We start by dividing the first part of the procedure note into a story and then we find the key terms and combine them to build the right ICD-10-PCS code.

Non-surgical Procedure

Now let’s practice coding a non-surgical procedure.

Operative Report

Pre-operative diagnosis: Breast cancer

Post-operative diagnosis: Breast cancer

Procedure performed: Port-a-cath placement

Description of procedure

The patient was taken to the operating room and placed in the supine position. The right chest and neck were prepped and draped in the sterile fashion, and 20 cc of 1% Lidocaine was injected. The right subclavian vein was punctured, and a wire was passed into the superior vena cava. An introducer kit was introduced into the subclavian vein, and a port-a-cath was placed through the introducer, and fluoroscopy was placed down to the superior vena cava. The pocket was then made over the right pectoralis major muscle superior to the breast and the port-a-cath receptacle was placed into this pocket and tacked down. The catheter was then tunneled through to this receptacle. Hemostasis was achieved, and the subcutaneous tissue was closed with # 2-0 dexon. The skin was closed with #3-0 nylon. The port-a-cath was flushed with saline.

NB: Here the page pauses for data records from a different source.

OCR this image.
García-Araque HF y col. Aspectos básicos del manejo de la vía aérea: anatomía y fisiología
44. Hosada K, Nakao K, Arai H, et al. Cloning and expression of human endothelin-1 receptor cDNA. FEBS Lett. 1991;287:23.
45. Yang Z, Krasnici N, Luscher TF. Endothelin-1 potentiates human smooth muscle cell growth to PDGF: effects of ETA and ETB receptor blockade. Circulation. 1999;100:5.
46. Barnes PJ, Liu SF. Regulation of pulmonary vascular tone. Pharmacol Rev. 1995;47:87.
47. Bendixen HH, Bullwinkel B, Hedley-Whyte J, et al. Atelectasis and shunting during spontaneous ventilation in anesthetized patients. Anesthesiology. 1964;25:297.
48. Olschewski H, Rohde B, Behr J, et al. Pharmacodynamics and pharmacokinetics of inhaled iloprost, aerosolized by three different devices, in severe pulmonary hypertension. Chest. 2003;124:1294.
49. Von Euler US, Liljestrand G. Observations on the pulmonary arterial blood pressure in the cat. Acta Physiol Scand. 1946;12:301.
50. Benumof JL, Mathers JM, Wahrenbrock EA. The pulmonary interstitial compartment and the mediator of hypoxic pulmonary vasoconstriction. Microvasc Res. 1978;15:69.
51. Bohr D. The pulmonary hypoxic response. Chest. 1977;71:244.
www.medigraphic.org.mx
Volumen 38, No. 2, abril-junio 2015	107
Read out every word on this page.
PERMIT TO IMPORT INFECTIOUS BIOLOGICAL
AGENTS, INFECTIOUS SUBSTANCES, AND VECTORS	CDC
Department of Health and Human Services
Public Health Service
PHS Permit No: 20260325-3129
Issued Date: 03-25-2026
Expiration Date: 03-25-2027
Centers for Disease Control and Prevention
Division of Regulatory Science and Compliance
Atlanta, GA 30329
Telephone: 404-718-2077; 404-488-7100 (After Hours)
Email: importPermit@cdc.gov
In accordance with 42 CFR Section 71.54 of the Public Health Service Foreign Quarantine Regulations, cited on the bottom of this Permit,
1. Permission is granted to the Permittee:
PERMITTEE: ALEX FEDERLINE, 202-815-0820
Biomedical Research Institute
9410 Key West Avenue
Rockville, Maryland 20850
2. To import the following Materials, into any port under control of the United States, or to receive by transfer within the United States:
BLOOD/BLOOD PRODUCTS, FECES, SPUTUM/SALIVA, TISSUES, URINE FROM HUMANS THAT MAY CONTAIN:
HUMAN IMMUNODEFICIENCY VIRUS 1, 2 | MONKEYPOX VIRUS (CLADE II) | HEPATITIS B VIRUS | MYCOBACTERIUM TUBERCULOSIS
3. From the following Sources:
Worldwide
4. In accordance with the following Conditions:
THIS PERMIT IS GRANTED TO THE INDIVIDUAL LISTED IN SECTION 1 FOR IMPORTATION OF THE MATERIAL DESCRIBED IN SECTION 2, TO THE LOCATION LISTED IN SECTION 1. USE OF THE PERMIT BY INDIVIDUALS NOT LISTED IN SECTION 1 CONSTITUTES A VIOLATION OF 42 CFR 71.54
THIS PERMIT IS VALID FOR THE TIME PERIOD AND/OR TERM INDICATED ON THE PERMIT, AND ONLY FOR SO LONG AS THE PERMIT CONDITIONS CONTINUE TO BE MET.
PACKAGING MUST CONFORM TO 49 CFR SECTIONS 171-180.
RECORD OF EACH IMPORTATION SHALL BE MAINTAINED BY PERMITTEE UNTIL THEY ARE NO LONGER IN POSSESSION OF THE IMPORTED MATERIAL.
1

The story of the patient’s condition goes like this:

The patient with breast cancer presented to the hospital for insertion of a port-a-cath device for use in chemotherapy. In the operating room, two devices were inserted using two different approaches: A port-a-cath device was inserted into the superior vena cava via a percutaneous approach, and a vascular access device was inserted through the subcutaneous tissue and fascia of the chest via an open approach.

Why – The reason/explanation of the procedure was because the patient had breast cancer and devices were inserted.

Where – The site/location of the procedure was the superior vena cava and chest.

How – The approach was percutaneous.

What – The name of the surgical procedure is insertion of port-a cath device.

In this case scenario, two devices were inserted using two different approaches, hence, there are two ICD-10-PCS codes.

The first is an infusion device inserted into the superior vena cava through a percutaneous approach.

1. In the index, locate the main term Insertion of device in.

2. Find the sub term Vena Cava.

3. Locate sub term Superior, which directs you to 02HV.

4. Go to the Tabular List.

5. Select 3 for Percutaneous approach.

6. Select 3 for Infusion device.

7. Select Z for No Qualifier.

The final code is:

02HV33Z    Insertion of Infusion Device into Superior Vena Cava, Percutaneous Approach

The steps for determining the code for the second procedure are as follows:

1. In the index, locate the main term Insertion of device in.

2. Find the sub term Subcutaneous Tissue and Fascia.

3. Find the sub term Chest, which directs you to 0JH6.

4. Go to the Tabular List.

5. Select 0 for the Open approach.

6. Select W for Vascular Access Device, Totally Implantable.

7. Select Z for No Qualifier.

The final code is:

0JH60WZ    Insertion of Totally Implantable Vascular Access Device into Chest Subcutaneous Tissue and Fascia, Open Approach

We can expect accurate results as long as we follow the rules outlined above and complete the steps in the correct order.

Be a Problem Solver

Critical thinking skills are a must for coding professionals to increase productivity and enhance quality. Possessing these skills permits us to be actively engaged in learning and facilitates success. Being able to compose stories and break them down using a step-by-step process helps in building ICD-10-PCS codes and keeps us enjoying the learning process. Never stop learning and have fun!